Progress Incrementally

WIRED editor Michael Calore suggests the app Couch to 5K to anyone who wants to build a running habit. It's a great app; stick with the personal trainer voices to keep you motivated. But you know what it won't have you do? Run a 5K on the first day you use it.

This goes along with the previous suggestion to ditch the goals. It takes a while to develop the strength and stamina to run 5 kilometers. If you're going to be disappointed every time you don't run 5K, that's not going to make you want to keep running.

The far better, and more encouraging, plan is to run a little bit more today than you did yesterday. No matter what your system is, do a little bit more than last time, even if it's only a tiny bit more. Read 21 pages instead of 20 pages, walk for 11 minutes instead of 10, and so on. Incremental progress is the goal.

Incremental progress is part of the reason I don't take days off from new habits, and I recommend you don't either, at least for the first 90 days. Your body could benefit from rest days if your habit is exercise-related, but if your new habit doesn't require physical exertion, don't stop for the first 90 days. Depending on which study you want to cite, it takes anywhere between 60 to 243 days to build a new habit. I've had good luck with about 90, and I strongly recommend you go at least that long on your first try.

On the internet of yore, there was an apocryphal story about Jerry Seinfeld supposedly giving advice to software developer and would-be comedian Brad Isaac. Isaac asked him if he had any tips on becoming a comic. Seinfeld's answer amounts to, well, build a habit of writing jokes.

That's fairly obvious, but Seinfeld had a technique. He reportedly told Isaac to get a big wall calendar and said every time he sat down and did the work, he should make a big X over that day. “After a few days, you'll have a chain. Just keep at it and the chain will grow longer every day. You'll like seeing that chain, especially when you get a few weeks under your belt. Your only job next is to not break the chain.”

Even if it's apocryphal, it's still excellent advice. It also sounds like something a Seinfeld character would say.

Reduce Friction Even More

One of the reasons we have trouble changing our habits is that we're highly emotionally invested in the habits we have. I like doing nothing in the morning. I don't want to read/workout/cook/etc. Overcoming this inertia and resistance to change is difficult, especially since this resistance is often not entirely conscious.

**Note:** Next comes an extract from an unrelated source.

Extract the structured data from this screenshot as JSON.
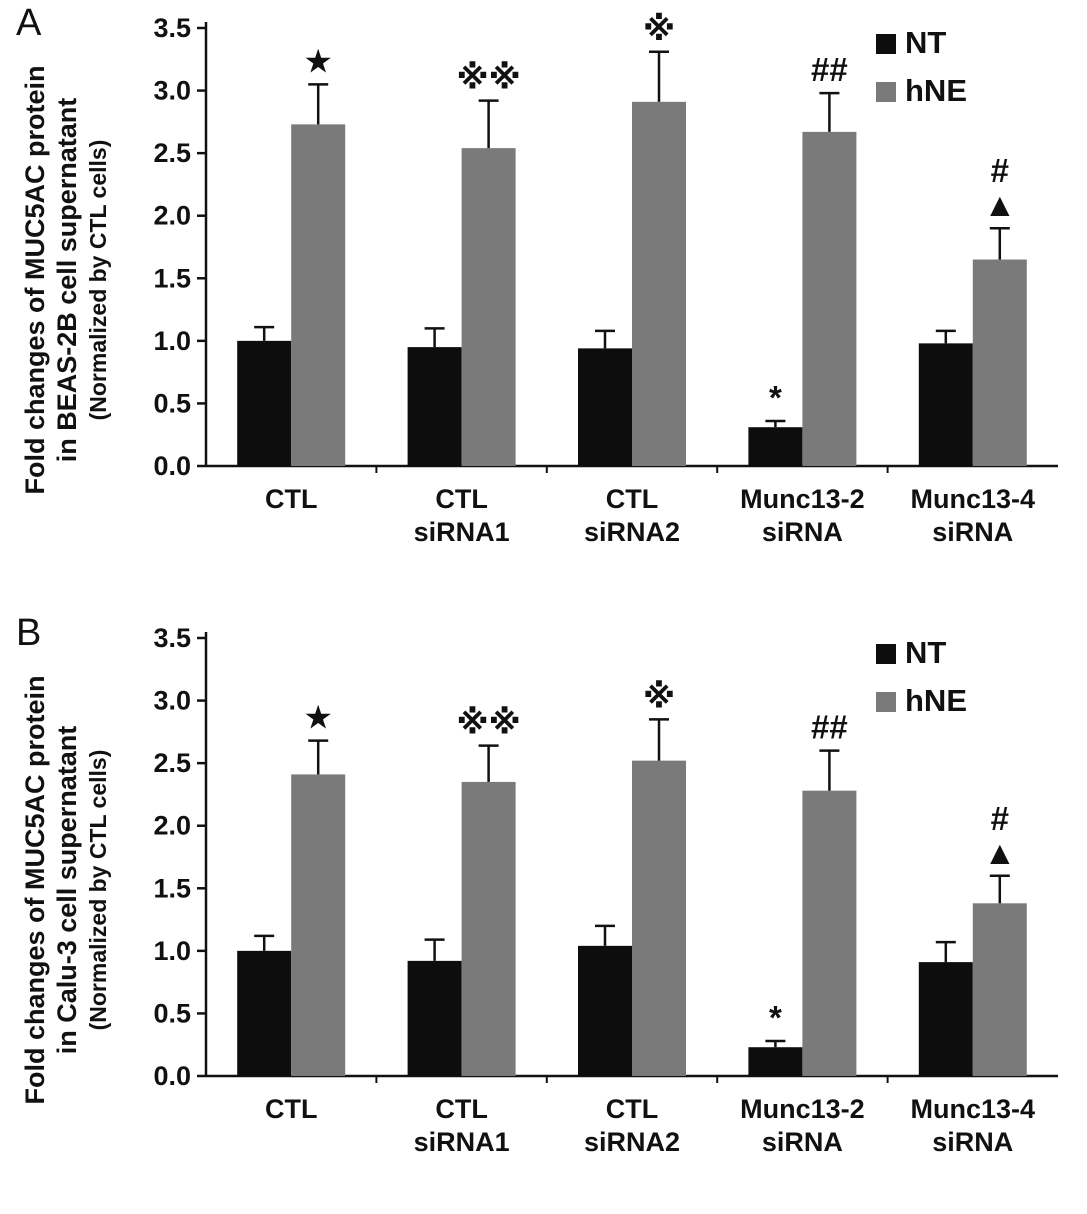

This is partly why I have avoided suggestions about stopping habits you don't like (grab Clear's book if you're interested in stopping a bad habit; he has plenty of good advice on that score) and focused on creating new habits. There's generally less emotional baggage.

But what if you could reduce your emotional baggage? That way, you could stop focusing on specific habits and train your will instead. This is a common theme in older texts ranging from Catholic meditation guides to the New Thought Movement of the early 20th century.

The will is like a muscle, and you need to build it up through strength training. I've seen countless versions of this exercise, but they all go something like this: Sit down in a chair facing a wall. Pick a spot on the wall. Get up out of the chair and go touch the spot in the wall. Return to the chair and sit down again. Rinse and repeat. Most books tell you to start out doing this 10 times and work your way up from there.

There are more interesting, fun variations on this idea—I know someone who would pick a random spot on the map, figure out how to use public transportation to get there, and then go to that spot at a specific time of the day—but the general idea is to will yourself to do something, but something you have no emotional investment in. This builds up a fortitude of the will that you can then apply to things you are emotionally invested in.

Out With the Old

This is the time of year when we focus on new beginnings (natch), but it's also worth spending some time reevaluating old commitments to see if you're still actually committed to them. This is one of the most useful lessons I took from David Allen's organizational classic Getting Things Done ($16, Amazon). Allen refers to everything you have to do, or want to do, as an “open loop.” Open loops, no matter how small, take up some space in our brain. That's space that you can't use for other things. So any time you can close one of those loops you get a little bit of energy back. As anyone who has done the exercises in Allen's book can tell you, there really is something very energizing about clearing your mind of all those loops (not only by doing them, but more importantly, by making a decision about what to do with them).

This applies not just to things you have to do, but also things you think you want to do. Maybe you think you should learn Spanish, but you haven't done anything to actually learn Spanish. Admitting that you aren't actually committed to the idea enough to do the work of learning Spanish can help close that loop. Letting go of that feeling that you should learn Spanish just might be the thing that frees up your mind enough that you decide to take up paddleboarding on a whim. The point is that the new year isn't just a time for starting something new. It's a time to let go of the things from that past that are no longer serving you.

In many ways this is the antidote to that ever-so-popular slogan “Just do it.” Just do it implies that you shouldn't think about it, instead of deciding what you really want to do or should do. Maybe spend some time remembering why you wanted to do it in the first place, and if those reasons no longer resonate with you, just don't do it.

If you like this idea, I highly recommend getting Allen's book. It goes into much more detail on this idea and has some practical advice on letting go. You can still keep track of those things, in case you do decide, years from now, when you're paddleboarding through the Sea of Cortez, that now you really do want to learn Spanish and are willing to do the work.

Do the Work

As one of my writing professors used to say, to be a writer you have to park your butt in a chair and actually write. To be a yogi, you have to do yoga. To run, you have to run. There's no easy way around it. You have to put on your grown-up pants and do the work.

However, on the flip side, as Clear points out early on in Atomic Habits, the way to change who you are is to change what you do. “Each time you write a page, you are a writer. Each time you practice the violin, you are a musician. Each time you start a workout, you are an athlete.” Each time you do the work, you become the future self you want to be.